🤖 AI Summary
Existing MDP-based counterfactual reasoning methods rely on prespecified causal models; however, observational and interventional data are typically compatible with multiple distinct causal models, leading to non-unique counterfactual distributions and undermining robustness and practicality.
Method: We propose the first nonparametric framework that computes tight bounds on counterfactual transition probabilities over *all* causal models consistent with the observed and interventional distributions. Our approach avoids assuming a specific causal graph, instead modeling uncertainty via interval MDPs and enforcing causal graph compatibility constraints to derive closed-form upper and lower bounds—bypassing the exponential optimization required by conventional methods. We further integrate worst-case reward optimization for robust policy learning.

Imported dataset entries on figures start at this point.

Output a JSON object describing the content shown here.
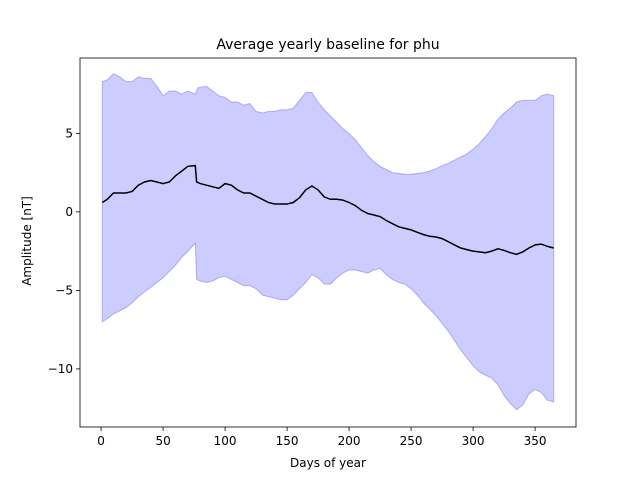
{
  "chart_data": {
    "type": "area",
    "title": "Average yearly baseline for phu",
    "xlabel": "Days of year",
    "ylabel": "Amplitude [nT]",
    "xlim": [
      -17,
      383
    ],
    "ylim": [
      -13.7,
      9.8
    ],
    "xticks": [
      0,
      50,
      100,
      150,
      200,
      250,
      300,
      350
    ],
    "yticks": [
      -10,
      -5,
      0,
      5
    ],
    "ytick_labels": [
      "−10",
      "−5",
      "0",
      "5"
    ],
    "grid": false,
    "colors": {
      "mean": "#000000",
      "band_fill": "#0000ff",
      "band_fill_alpha": 0.2
    },
    "series": [
      {
        "values": [
          [
            1,
            0.6
          ],
          [
            5,
            0.8
          ],
          [
            10,
            1.2
          ],
          [
            15,
            1.2
          ],
          [
            20,
            1.2
          ],
          [
            25,
            1.3
          ],
          [
            30,
            1.7
          ],
          [
            35,
            1.9
          ],
          [
            40,
            2.0
          ],
          [
            45,
            1.9
          ],
          [
            50,
            1.8
          ],
          [
            55,
            1.9
          ],
          [
            60,
            2.3
          ],
          [
            65,
            2.6
          ],
          [
            70,
            2.9
          ],
          [
            76,
            2.95
          ],
          [
            77,
            1.9
          ],
          [
            80,
            1.8
          ],
          [
            85,
            1.7
          ],
          [
            90,
            1.6
          ],
          [
            95,
            1.5
          ],
          [
            100,
            1.8
          ],
          [
            105,
            1.7
          ],
          [
            110,
            1.4
          ],
          [
            115,
            1.2
          ],
          [
            120,
            1.2
          ],
          [
            125,
            1.0
          ],
          [
            130,
            0.8
          ],
          [
            135,
            0.6
          ],
          [
            140,
            0.5
          ],
          [
            145,
            0.5
          ],
          [
            150,
            0.5
          ],
          [
            155,
            0.6
          ],
          [
            160,
            0.9
          ],
          [
            165,
            1.4
          ],
          [
            170,
            1.65
          ],
          [
            175,
            1.4
          ],
          [
            180,
            0.95
          ],
          [
            185,
            0.8
          ],
          [
            190,
            0.8
          ],
          [
            195,
            0.75
          ],
          [
            200,
            0.6
          ],
          [
            205,
            0.4
          ],
          [
            210,
            0.1
          ],
          [
            215,
            -0.1
          ],
          [
            220,
            -0.2
          ],
          [
            225,
            -0.3
          ],
          [
            230,
            -0.55
          ],
          [
            235,
            -0.75
          ],
          [
            240,
            -0.95
          ],
          [
            245,
            -1.05
          ],
          [
            250,
            -1.15
          ],
          [
            255,
            -1.3
          ],
          [
            260,
            -1.45
          ],
          [
            265,
            -1.55
          ],
          [
            270,
            -1.6
          ],
          [
            275,
            -1.7
          ],
          [
            280,
            -1.9
          ],
          [
            285,
            -2.1
          ],
          [
            290,
            -2.3
          ],
          [
            295,
            -2.4
          ],
          [
            300,
            -2.5
          ],
          [
            305,
            -2.55
          ],
          [
            310,
            -2.6
          ],
          [
            315,
            -2.5
          ],
          [
            320,
            -2.35
          ],
          [
            325,
            -2.45
          ],
          [
            330,
            -2.6
          ],
          [
            335,
            -2.7
          ],
          [
            340,
            -2.55
          ],
          [
            345,
            -2.3
          ],
          [
            350,
            -2.1
          ],
          [
            355,
            -2.05
          ],
          [
            360,
            -2.2
          ],
          [
            365,
            -2.3
          ]
        ]
      }
    ],
    "band": {
      "upper": [
        [
          1,
          8.3
        ],
        [
          5,
          8.4
        ],
        [
          10,
          8.8
        ],
        [
          15,
          8.6
        ],
        [
          20,
          8.3
        ],
        [
          25,
          8.3
        ],
        [
          30,
          8.6
        ],
        [
          35,
          8.5
        ],
        [
          40,
          8.5
        ],
        [
          45,
          8.0
        ],
        [
          50,
          7.4
        ],
        [
          55,
          7.7
        ],
        [
          60,
          7.7
        ],
        [
          65,
          7.5
        ],
        [
          70,
          7.7
        ],
        [
          76,
          7.5
        ],
        [
          78,
          7.9
        ],
        [
          85,
          8.0
        ],
        [
          90,
          7.7
        ],
        [
          95,
          7.4
        ],
        [
          100,
          7.3
        ],
        [
          105,
          7.0
        ],
        [
          110,
          7.0
        ],
        [
          115,
          6.8
        ],
        [
          120,
          6.9
        ],
        [
          125,
          6.4
        ],
        [
          130,
          6.3
        ],
        [
          135,
          6.4
        ],
        [
          140,
          6.4
        ],
        [
          145,
          6.5
        ],
        [
          150,
          6.5
        ],
        [
          155,
          6.6
        ],
        [
          160,
          7.1
        ],
        [
          165,
          7.6
        ],
        [
          170,
          7.6
        ],
        [
          175,
          7.0
        ],
        [
          180,
          6.5
        ],
        [
          185,
          6.1
        ],
        [
          190,
          5.7
        ],
        [
          195,
          5.3
        ],
        [
          200,
          5.0
        ],
        [
          205,
          4.6
        ],
        [
          210,
          4.1
        ],
        [
          215,
          3.6
        ],
        [
          220,
          3.2
        ],
        [
          225,
          2.9
        ],
        [
          230,
          2.7
        ],
        [
          235,
          2.5
        ],
        [
          240,
          2.45
        ],
        [
          245,
          2.4
        ],
        [
          250,
          2.4
        ],
        [
          255,
          2.45
        ],
        [
          260,
          2.5
        ],
        [
          265,
          2.6
        ],
        [
          270,
          2.75
        ],
        [
          275,
          2.95
        ],
        [
          280,
          3.1
        ],
        [
          285,
          3.3
        ],
        [
          290,
          3.5
        ],
        [
          295,
          3.7
        ],
        [
          300,
          4.0
        ],
        [
          305,
          4.35
        ],
        [
          310,
          4.8
        ],
        [
          315,
          5.3
        ],
        [
          320,
          5.9
        ],
        [
          325,
          6.3
        ],
        [
          330,
          6.6
        ],
        [
          335,
          7.0
        ],
        [
          340,
          7.1
        ],
        [
          345,
          7.1
        ],
        [
          350,
          7.1
        ],
        [
          355,
          7.4
        ],
        [
          360,
          7.5
        ],
        [
          365,
          7.4
        ]
      ],
      "lower": [
        [
          1,
          -7.0
        ],
        [
          5,
          -6.8
        ],
        [
          10,
          -6.5
        ],
        [
          15,
          -6.3
        ],
        [
          20,
          -6.1
        ],
        [
          25,
          -5.8
        ],
        [
          30,
          -5.4
        ],
        [
          35,
          -5.1
        ],
        [
          40,
          -4.8
        ],
        [
          45,
          -4.5
        ],
        [
          50,
          -4.2
        ],
        [
          55,
          -3.8
        ],
        [
          60,
          -3.4
        ],
        [
          65,
          -2.9
        ],
        [
          70,
          -2.5
        ],
        [
          76,
          -2.0
        ],
        [
          77,
          -4.3
        ],
        [
          80,
          -4.4
        ],
        [
          85,
          -4.5
        ],
        [
          90,
          -4.4
        ],
        [
          95,
          -4.2
        ],
        [
          100,
          -4.1
        ],
        [
          105,
          -4.3
        ],
        [
          110,
          -4.5
        ],
        [
          115,
          -4.7
        ],
        [
          120,
          -4.7
        ],
        [
          125,
          -4.9
        ],
        [
          130,
          -5.3
        ],
        [
          135,
          -5.4
        ],
        [
          140,
          -5.5
        ],
        [
          145,
          -5.6
        ],
        [
          150,
          -5.6
        ],
        [
          155,
          -5.3
        ],
        [
          160,
          -4.9
        ],
        [
          165,
          -4.5
        ],
        [
          170,
          -4.0
        ],
        [
          175,
          -4.2
        ],
        [
          180,
          -4.6
        ],
        [
          185,
          -4.6
        ],
        [
          190,
          -4.2
        ],
        [
          195,
          -3.9
        ],
        [
          200,
          -3.7
        ],
        [
          205,
          -3.7
        ],
        [
          210,
          -3.8
        ],
        [
          215,
          -3.9
        ],
        [
          220,
          -3.7
        ],
        [
          225,
          -3.6
        ],
        [
          230,
          -4.0
        ],
        [
          235,
          -4.3
        ],
        [
          240,
          -4.5
        ],
        [
          245,
          -4.6
        ],
        [
          250,
          -4.9
        ],
        [
          255,
          -5.3
        ],
        [
          260,
          -5.8
        ],
        [
          265,
          -6.2
        ],
        [
          270,
          -6.6
        ],
        [
          275,
          -7.1
        ],
        [
          280,
          -7.6
        ],
        [
          285,
          -8.2
        ],
        [
          290,
          -8.8
        ],
        [
          295,
          -9.3
        ],
        [
          300,
          -9.8
        ],
        [
          305,
          -10.2
        ],
        [
          310,
          -10.4
        ],
        [
          315,
          -10.6
        ],
        [
          320,
          -11.0
        ],
        [
          325,
          -11.7
        ],
        [
          330,
          -12.2
        ],
        [
          335,
          -12.6
        ],
        [
          340,
          -12.3
        ],
        [
          345,
          -11.6
        ],
        [
          350,
          -11.3
        ],
        [
          355,
          -11.5
        ],
        [
          360,
          -12.0
        ],
        [
          365,
          -12.1
        ]
      ]
    }
  }
}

Contribution/Results: Experiments demonstrate significant improvements in counterfactual inference reliability across diverse MDP tasks, with scalability to large-scale problems.
📝 Abstract
This paper addresses a key limitation in existing counterfactual inference methods for Markov Decision Processes (MDPs). Current approaches assume a specific causal model to make counterfactuals identifiable. However, there are usually many causal models that align with the observational and interventional distributions of an MDP, each yielding different counterfactual distributions, so fixing a particular causal model limits the validity (and usefulness) of counterfactual inference. We propose a novel non-parametric approach that computes tight bounds on counterfactual transition probabilities across all compatible causal models. Unlike previous methods that require solving prohibitively large optimisation problems (with variables that grow exponentially in the size of the MDP), our approach provides closed-form expressions for these bounds, making computation highly efficient and scalable for non-trivial MDPs. Once such an interval counterfactual MDP is constructed, our method identifies robust counterfactual policies that optimise the worst-case reward w.r.t. the uncertain interval MDP probabilities. We evaluate our method on various case studies, demonstrating improved robustness over existing methods.